A more recent case is former Ambassador Joe Wilson. Wilson burst into the limelight when he accused President Bush of lying in his 2003 State of the Union by saying that, according to British intelligence, Iraq had sought uranium in Niger. Whatever Wilson's initial motives for attacking Bush's "16 words" may have been, two truths are now obvious.
The first is that Wilson was wrong and Bush was right (and the White House was foolish for saying otherwise). Britain's Butler Commission famously reinvestigated that allegation and found that it was "well-founded." France - no fan of the war or Bush - stood by the allegation as well. Journalist Christopher Hitchens and others have cataloged how Iraq had dispatched an envoy to Africa to inquire about acquiring uranium "yellowcake." Indeed, Wilson's own verbal report to the CIA confirmed to his debriefers that Iraq sought the stuff. But the press continues to call Wilson a "whistleblower," no doubt largely because Wilson's message is damaging to Bush and undercuts the rationale for the war.
The second truth is that there is nothing noble about Wilson's "whistleblower" schtick. These days, he slumps further and further into asininity, hurling insults at his critics. In one recent speech, detailed on the blog Daily Kos, Wilson said that the Weekly Standard's Bill Kristol is a "drunk" and that he wants to punch America's ambassador to Iraq in the face. He even snidely insinuated that some prominent Republicans are closeted homosexuals. Even The New Republic's Jason Zengerle felt compelled to declare recently "Experts agree: Wilson's a pig."

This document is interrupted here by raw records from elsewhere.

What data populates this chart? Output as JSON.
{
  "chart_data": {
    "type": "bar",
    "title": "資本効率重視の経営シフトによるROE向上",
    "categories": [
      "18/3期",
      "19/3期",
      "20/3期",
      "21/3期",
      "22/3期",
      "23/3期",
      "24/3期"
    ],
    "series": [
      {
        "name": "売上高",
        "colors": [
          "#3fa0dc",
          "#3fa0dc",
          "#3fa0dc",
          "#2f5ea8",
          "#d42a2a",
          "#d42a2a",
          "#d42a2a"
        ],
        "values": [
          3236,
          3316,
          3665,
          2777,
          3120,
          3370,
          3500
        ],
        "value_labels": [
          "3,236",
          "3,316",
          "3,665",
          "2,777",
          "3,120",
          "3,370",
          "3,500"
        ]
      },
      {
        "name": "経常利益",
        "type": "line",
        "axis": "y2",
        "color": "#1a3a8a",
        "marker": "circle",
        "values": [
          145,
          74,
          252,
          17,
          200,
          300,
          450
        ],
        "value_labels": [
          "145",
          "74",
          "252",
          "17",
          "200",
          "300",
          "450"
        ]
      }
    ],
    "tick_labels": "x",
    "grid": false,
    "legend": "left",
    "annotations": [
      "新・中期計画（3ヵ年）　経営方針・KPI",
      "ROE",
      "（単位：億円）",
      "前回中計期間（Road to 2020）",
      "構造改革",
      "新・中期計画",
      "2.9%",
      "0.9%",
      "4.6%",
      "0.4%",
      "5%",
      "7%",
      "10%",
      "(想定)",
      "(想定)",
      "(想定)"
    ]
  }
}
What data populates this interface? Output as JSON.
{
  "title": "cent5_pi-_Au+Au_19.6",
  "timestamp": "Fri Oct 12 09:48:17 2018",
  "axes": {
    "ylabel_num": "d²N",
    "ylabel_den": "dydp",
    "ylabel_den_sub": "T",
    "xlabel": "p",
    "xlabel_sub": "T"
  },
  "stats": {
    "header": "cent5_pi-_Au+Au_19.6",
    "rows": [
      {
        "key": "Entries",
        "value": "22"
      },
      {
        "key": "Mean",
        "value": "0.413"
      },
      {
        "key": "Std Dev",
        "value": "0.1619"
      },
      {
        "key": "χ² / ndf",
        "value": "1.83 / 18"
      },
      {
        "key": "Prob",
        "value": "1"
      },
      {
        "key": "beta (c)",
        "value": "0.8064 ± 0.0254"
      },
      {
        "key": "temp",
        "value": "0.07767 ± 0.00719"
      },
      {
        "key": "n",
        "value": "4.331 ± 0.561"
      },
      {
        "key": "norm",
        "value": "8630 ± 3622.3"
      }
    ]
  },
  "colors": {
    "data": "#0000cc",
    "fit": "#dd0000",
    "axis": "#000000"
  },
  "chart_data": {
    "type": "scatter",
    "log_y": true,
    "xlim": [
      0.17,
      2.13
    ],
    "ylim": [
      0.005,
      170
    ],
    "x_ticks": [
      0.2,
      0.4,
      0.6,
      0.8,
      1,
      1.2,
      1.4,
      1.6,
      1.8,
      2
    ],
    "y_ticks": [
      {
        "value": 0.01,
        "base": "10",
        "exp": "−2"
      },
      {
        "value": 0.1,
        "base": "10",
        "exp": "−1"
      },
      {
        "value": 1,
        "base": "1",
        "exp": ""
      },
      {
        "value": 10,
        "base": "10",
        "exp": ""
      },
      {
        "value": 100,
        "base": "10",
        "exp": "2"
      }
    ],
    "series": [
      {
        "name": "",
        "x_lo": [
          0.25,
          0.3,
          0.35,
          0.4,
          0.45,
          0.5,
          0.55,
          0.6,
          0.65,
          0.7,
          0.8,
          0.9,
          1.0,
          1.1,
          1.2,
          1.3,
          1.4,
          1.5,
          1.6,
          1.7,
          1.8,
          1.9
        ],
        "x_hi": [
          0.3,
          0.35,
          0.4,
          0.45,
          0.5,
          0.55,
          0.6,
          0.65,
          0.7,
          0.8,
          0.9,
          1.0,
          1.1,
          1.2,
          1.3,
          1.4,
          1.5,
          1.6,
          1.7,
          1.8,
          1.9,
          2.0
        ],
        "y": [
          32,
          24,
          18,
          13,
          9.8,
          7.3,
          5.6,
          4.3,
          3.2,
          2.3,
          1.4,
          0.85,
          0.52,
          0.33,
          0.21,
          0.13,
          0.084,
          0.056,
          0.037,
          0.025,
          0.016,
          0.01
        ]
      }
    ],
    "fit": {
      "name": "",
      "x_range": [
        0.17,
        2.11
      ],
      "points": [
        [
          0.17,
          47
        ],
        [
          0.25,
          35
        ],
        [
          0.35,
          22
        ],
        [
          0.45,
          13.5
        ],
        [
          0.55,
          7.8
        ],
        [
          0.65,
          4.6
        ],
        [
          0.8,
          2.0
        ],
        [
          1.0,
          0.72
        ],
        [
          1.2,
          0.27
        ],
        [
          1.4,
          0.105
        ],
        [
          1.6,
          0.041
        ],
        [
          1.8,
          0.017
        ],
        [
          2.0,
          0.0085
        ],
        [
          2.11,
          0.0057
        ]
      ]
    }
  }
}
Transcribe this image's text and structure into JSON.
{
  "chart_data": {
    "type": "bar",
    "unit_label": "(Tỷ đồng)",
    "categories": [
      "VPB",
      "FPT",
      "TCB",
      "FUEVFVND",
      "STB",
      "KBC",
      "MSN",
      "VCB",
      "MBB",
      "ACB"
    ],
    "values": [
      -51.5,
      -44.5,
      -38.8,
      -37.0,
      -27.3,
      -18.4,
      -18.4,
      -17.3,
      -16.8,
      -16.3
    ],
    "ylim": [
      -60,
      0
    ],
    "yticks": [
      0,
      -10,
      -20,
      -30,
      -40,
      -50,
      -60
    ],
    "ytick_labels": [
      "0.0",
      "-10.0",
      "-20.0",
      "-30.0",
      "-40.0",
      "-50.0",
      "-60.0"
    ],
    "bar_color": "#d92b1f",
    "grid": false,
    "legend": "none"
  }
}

Meanwhile, led by the New York Times, the press has created a perverse double standard. When Wilson's wife, Valerie Plame, had her identity as a CIA employee leaked to the press, media Brahmins demanded that a special prosecutor force journalists to divulge their sources in order to punish the leakers. But when other, vastly more sensitive, classified information was leaked - the existence of secret prisons in Europe, the NSA's wiretapping program, etc. - the press gasped with outrage at the suggestion that such leaks should be investigated. When President Bush declassifies information and gives it to the press - as he has the unique authority to do - press chin-strokers are gobsmacked by Bush's "hypocritical" leaking.
So, if you want to decode what the press means when they salute a whistleblower for delivering news "America needs to hear," just remember that what they're really saying is, "This is news the press wants you to hear."